Braded petrol is likely to have a higher spec than its cheaper supermarket alternatives, my motorcycle runs like a bag of nails if i put tesco or morrison fuel in it , if i use shell or bp it runs sweet as a nut
Some people can feel the difference. Some people claim they are all the same. I find that branded petrol runs better and cleaner and a tiny bit more economical. In the past I have had vehicles that pink excesively on supermarket stuff yet are fine on Esso or a known brand (modern cars prevent knock in almost all circumstances). The worst petrol I ever had was Q8.
Very often, the base fuel is the same, and comes from the same refinery. The only difference is in the additives that are added at delivery. Whether that makes any significant difference is a bit of a 'how long is a piece of string' question.
Chris
A lot of fuels are delivered from the same terminals in the same tankers. What differs is the additives pack each brand adds to the mix before delivery to the site and unlike in the past, supermarket brands do add an additive package.
Speaking personally I have run my VW for over 100,000 miles on Tesco diesel (apart from when I've been abroad with it). On Wednesday it passed an MOT with a smoke reading of 0.28 which I understand is brilliant for that mileage, especially as it has no particulate filter. Never had a problem with it and can't tell the difference when I've had to fill it with a "premium" fuel.
Desiels a slightly different kettle of fish
WTF?!
I've played with all kinds of petrol and octane levels in my track day cars, but never found anything that makes a significant difference.
If you have some fancy bit of kit that has been factory tuned (or is running an aftermarket chip / map) for 'super', then you'd notice if you put lower octane fuel in it - but other than that, the only reason for noticing a difference is if you've bought contaminated fuel, which can happen anywhere.
So what bike is that? Scott Squirrel, Fireblade? Someone might even have an explanation.

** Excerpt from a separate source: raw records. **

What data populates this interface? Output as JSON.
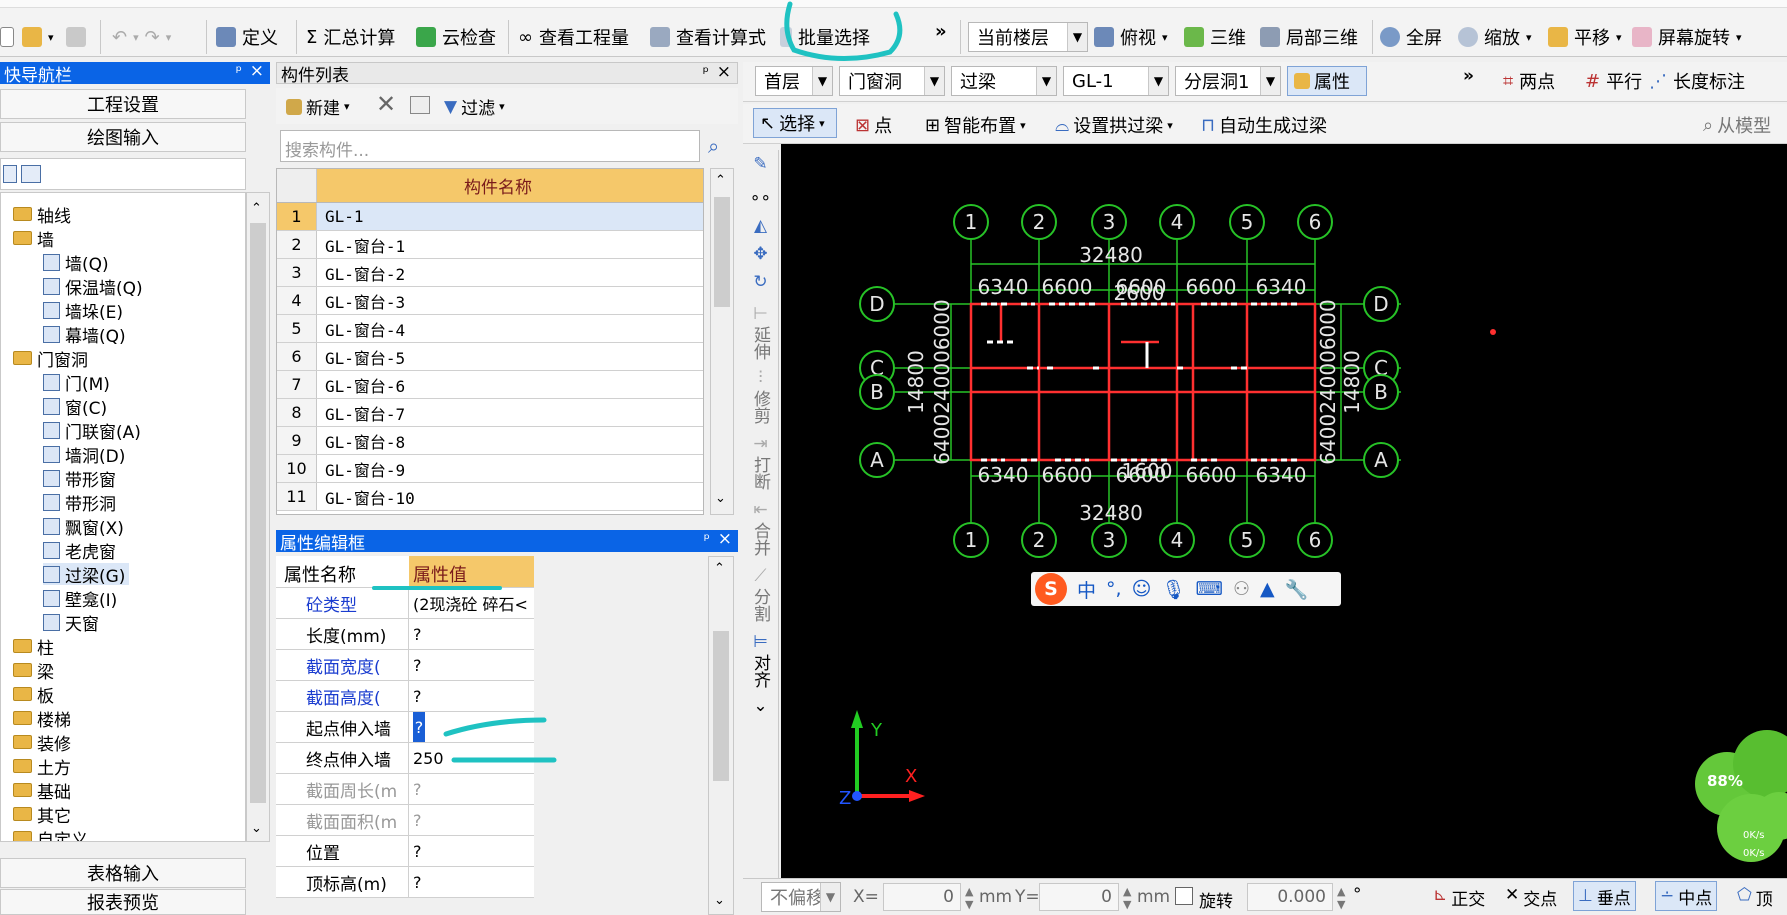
{
  "toolbar": {
    "define": "定义",
    "summary": "汇总计算",
    "cloudcheck": "云检查",
    "viewqty": "查看工程量",
    "viewformula": "查看计算式",
    "batchselect": "批量选择",
    "floor_combo": "当前楼层",
    "topview": "俯视",
    "threed": "三维",
    "local3d": "局部三维",
    "fullscreen": "全屏",
    "zoom": "缩放",
    "pan": "平移",
    "rotate": "屏幕旋转",
    "more": "»"
  },
  "toolbar2": {
    "combo_floor": "首层",
    "combo_cat": "门窗洞",
    "combo_type": "过梁",
    "combo_item": "GL-1",
    "combo_layer": "分层洞1",
    "attr_btn": "属性",
    "twopoint": "两点",
    "parallel": "平行",
    "dimlen": "长度标注",
    "select": "选择",
    "point": "点",
    "smartplace": "智能布置",
    "setarch": "设置拱过梁",
    "autogen": "自动生成过梁",
    "frommodel": "从模型"
  },
  "nav": {
    "title": "快导航栏",
    "pin": "ቐ",
    "close": "×",
    "btn_project": "工程设置",
    "btn_draw": "绘图输入",
    "btn_table": "表格输入",
    "btn_report": "报表预览",
    "tree": [
      {
        "label": "轴线",
        "lvl": 0
      },
      {
        "label": "墙",
        "lvl": 0
      },
      {
        "label": "墙(Q)",
        "lvl": 1
      },
      {
        "label": "保温墙(Q)",
        "lvl": 1
      },
      {
        "label": "墙垛(E)",
        "lvl": 1
      },
      {
        "label": "幕墙(Q)",
        "lvl": 1
      },
      {
        "label": "门窗洞",
        "lvl": 0
      },
      {
        "label": "门(M)",
        "lvl": 1
      },
      {
        "label": "窗(C)",
        "lvl": 1
      },
      {
        "label": "门联窗(A)",
        "lvl": 1
      },
      {
        "label": "墙洞(D)",
        "lvl": 1
      },
      {
        "label": "带形窗",
        "lvl": 1
      },
      {
        "label": "带形洞",
        "lvl": 1
      },
      {
        "label": "飘窗(X)",
        "lvl": 1
      },
      {
        "label": "老虎窗",
        "lvl": 1
      },
      {
        "label": "过梁(G)",
        "lvl": 1
      },
      {
        "label": "壁龛(I)",
        "lvl": 1
      },
      {
        "label": "天窗",
        "lvl": 1
      },
      {
        "label": "柱",
        "lvl": 0
      },
      {
        "label": "梁",
        "lvl": 0
      },
      {
        "label": "板",
        "lvl": 0
      },
      {
        "label": "楼梯",
        "lvl": 0
      },
      {
        "label": "装修",
        "lvl": 0
      },
      {
        "label": "土方",
        "lvl": 0
      },
      {
        "label": "基础",
        "lvl": 0
      },
      {
        "label": "其它",
        "lvl": 0
      },
      {
        "label": "自定义",
        "lvl": 0
      }
    ]
  },
  "complist": {
    "title": "构件列表",
    "new": "新建",
    "filter": "过滤",
    "search_placeholder": "搜索构件...",
    "col_name": "构件名称",
    "rows": [
      {
        "no": "1",
        "name": "GL-1"
      },
      {
        "no": "2",
        "name": "GL-窗台-1"
      },
      {
        "no": "3",
        "name": "GL-窗台-2"
      },
      {
        "no": "4",
        "name": "GL-窗台-3"
      },
      {
        "no": "5",
        "name": "GL-窗台-4"
      },
      {
        "no": "6",
        "name": "GL-窗台-5"
      },
      {
        "no": "7",
        "name": "GL-窗台-6"
      },
      {
        "no": "8",
        "name": "GL-窗台-7"
      },
      {
        "no": "9",
        "name": "GL-窗台-8"
      },
      {
        "no": "10",
        "name": "GL-窗台-9"
      },
      {
        "no": "11",
        "name": "GL-窗台-10"
      }
    ]
  },
  "props": {
    "title": "属性编辑框",
    "col_name": "属性名称",
    "col_value": "属性值",
    "rows": [
      {
        "name": "砼类型",
        "value": "(2现浇砼 碎石<",
        "blue": true
      },
      {
        "name": "长度(mm)",
        "value": "?",
        "blue": false
      },
      {
        "name": "截面宽度(",
        "value": "?",
        "blue": true
      },
      {
        "name": "截面高度(",
        "value": "?",
        "blue": true
      },
      {
        "name": "起点伸入墙",
        "value": "?",
        "blue": false
      },
      {
        "name": "终点伸入墙",
        "value": "250",
        "blue": false
      },
      {
        "name": "截面周长(m",
        "value": "?",
        "blue": false,
        "gray": true
      },
      {
        "name": "截面面积(m",
        "value": "?",
        "blue": false,
        "gray": true
      },
      {
        "name": "位置",
        "value": "?",
        "blue": false
      },
      {
        "name": "顶标高(m)",
        "value": "?",
        "blue": false
      }
    ]
  },
  "vtools": {
    "extend": "延伸",
    "trim": "修剪",
    "break": "打断",
    "merge": "合并",
    "split": "分割",
    "align": "对齐"
  },
  "drawing": {
    "axis_top": [
      "1",
      "2",
      "3",
      "4",
      "5",
      "6"
    ],
    "axis_side": [
      "D",
      "C",
      "B",
      "A"
    ],
    "dim_total": "32480",
    "dims_top": [
      "6340",
      "6600",
      "6600",
      "6600",
      "6340"
    ],
    "dim_2600": "2600",
    "dim_left_14800": "14800",
    "dim_right_14800": "14800",
    "dim_side_left": "6400240006000",
    "dim_side_right": "6400240006000",
    "dims_bottom": [
      "6340",
      "6600",
      "6600",
      "6600",
      "6340"
    ],
    "dim_1600": "1600",
    "dim_bottom_total": "32480",
    "ucs_y": "Y",
    "ucs_x": "X",
    "ucs_z": "Z"
  },
  "ime": {
    "logo": "S",
    "lang": "中",
    "punc": "°,"
  },
  "netwidget": {
    "percent": "88%",
    "up": "0K/s",
    "down": "0K/s"
  },
  "status": {
    "offset": "不偏移",
    "x_label": "X=",
    "x_val": "0",
    "unit_mm": "mm",
    "y_label": "Y=",
    "y_val": "0",
    "unit_mm2": "mm",
    "rotate_label": "旋转",
    "rotate_val": "0.000",
    "deg": "°",
    "ortho": "正交",
    "intersect": "交点",
    "perp": "垂点",
    "mid": "中点",
    "top": "顶"
  },
  "colors": {
    "accent_blue": "#0a64e6",
    "grid_header": "#f5c86a",
    "highlight_cyan": "#1fc2c2",
    "selected_row": "#dbe7f7"
  }
}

Fireblade, it just does not like pikey petrol
They add fish to it!?
I've noticed the on-board computer tally of my petrol consumption was showing a drop from about 38 to 35 while I'd been using supermarket fuel
- last few thousand miles.
The last couple of tanks have been Shell expensive petrol, and it's been going up by about 0.1 mpg per 75 miles. At about 36 at the moment, perhaps it'll keep on like this? :-)
Rob
Some folk do talk utter crap at times, dont thye?
What he said.
It's all the effing same.
Some people *claim* they can feel the difference. Without double blind trials, they're deluding themselves.
Yep you do don't you Nige?
Mong.
higher ROM will give better results not the brand.
What's the matter Nige, did the truth hurt then?
Now as regards to your statement "Some folk do talk utter crap at times", give your technical reasons as to why the post you were replyng to is 'crap' - without using you normal bullshit please.
Y usally find supermarket petrol is as basic as it comes
It will improve, all through the summer, then it will start dropping again. Many might disagree but personal experience has shown that Shell is universally shit fuel not even fit for a strimmer. I'd sooner walk in bare feet over broken glass for fifty miles to get a can of non Shell fuel.
At say 134p per litre for unleaded a differential of around 5p per litre for super unleaded might be worthwhile in terms of better MPG in some cars, with a regular pattern of use I know it is for one of my vehicles.
Otherwise its supermarket fuel for me, if not a supermarket then its BP, or Esso and choice of where I fuel is also determined by places that I suspect have cloned my credit card.